Even the first edition was laughed at because of the sometimes absurd motifs. The second series is in no way inferior to her. Trump appears as a soldier, as George Washington, in several Elvis poses, as a king and at a flag-bedecked barbecue. The ex-president-turned-candidate obviously values ​​being seen as heroic and patriotic.

Each card can be played up to ten times. In order to be able to offer thousands of motifs despite this limitation, most of the cards are standard motifs, with only details such as a different arm position or headgear being changed. The exception is the 1000 one-time special cards, which you only get as a bonus when you buy 100 cards. An additional incentive: If you buy more than 47 tickets, you can attend a gala dinner at Trump’s Mar-a-Lago golf resort.

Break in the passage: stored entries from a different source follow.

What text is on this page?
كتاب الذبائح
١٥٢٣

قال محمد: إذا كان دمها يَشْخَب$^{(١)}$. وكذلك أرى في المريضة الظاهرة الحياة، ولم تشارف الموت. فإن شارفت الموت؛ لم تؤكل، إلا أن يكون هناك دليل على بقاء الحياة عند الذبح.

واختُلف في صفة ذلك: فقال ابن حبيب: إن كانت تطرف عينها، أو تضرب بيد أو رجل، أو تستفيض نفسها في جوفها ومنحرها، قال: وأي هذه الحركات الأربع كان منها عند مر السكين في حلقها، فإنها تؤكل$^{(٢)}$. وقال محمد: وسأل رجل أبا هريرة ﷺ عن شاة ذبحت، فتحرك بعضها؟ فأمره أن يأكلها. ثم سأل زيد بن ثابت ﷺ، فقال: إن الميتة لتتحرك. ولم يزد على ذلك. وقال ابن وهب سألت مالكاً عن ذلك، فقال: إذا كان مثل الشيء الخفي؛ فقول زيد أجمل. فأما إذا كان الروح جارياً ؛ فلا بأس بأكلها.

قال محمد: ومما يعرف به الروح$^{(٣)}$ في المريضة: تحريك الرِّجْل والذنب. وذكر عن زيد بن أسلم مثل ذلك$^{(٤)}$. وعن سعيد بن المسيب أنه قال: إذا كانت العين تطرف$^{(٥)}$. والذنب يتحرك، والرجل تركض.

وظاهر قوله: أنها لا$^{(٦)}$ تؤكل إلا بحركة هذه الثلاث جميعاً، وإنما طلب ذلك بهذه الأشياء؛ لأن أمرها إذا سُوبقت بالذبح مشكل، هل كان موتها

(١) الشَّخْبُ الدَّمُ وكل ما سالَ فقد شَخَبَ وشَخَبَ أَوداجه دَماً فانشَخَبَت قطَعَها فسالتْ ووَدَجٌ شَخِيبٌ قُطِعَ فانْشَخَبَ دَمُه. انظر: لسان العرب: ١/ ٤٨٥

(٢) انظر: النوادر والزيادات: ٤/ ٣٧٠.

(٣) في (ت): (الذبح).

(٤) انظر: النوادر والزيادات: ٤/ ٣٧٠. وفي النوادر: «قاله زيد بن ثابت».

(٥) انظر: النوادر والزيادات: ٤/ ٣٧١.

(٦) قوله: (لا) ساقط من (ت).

The cards are intended as “collectibles for personal enjoyment only,” Trumps said. The website also emphasizes that this is not an election campaign. And warns: “They are not intended as an investment.” In fact, the cards from the first series are quite traded. Hundreds of charts are offered on the Opensea NFT platform. The sales prices vary, but all sold achieved at least double the original price. Some even fetched over $1,000.

It is not known exactly how much money Trump has made with the cards so far. It was between $100,000 and $1 million last December, according to a financial report released last week. However, since the cut-off date fell on the trading day, it is not entirely clear whether all sales in this sum have been received (here you can find out more about the content of the financial report). The first edition was 44,000 cards at the same price.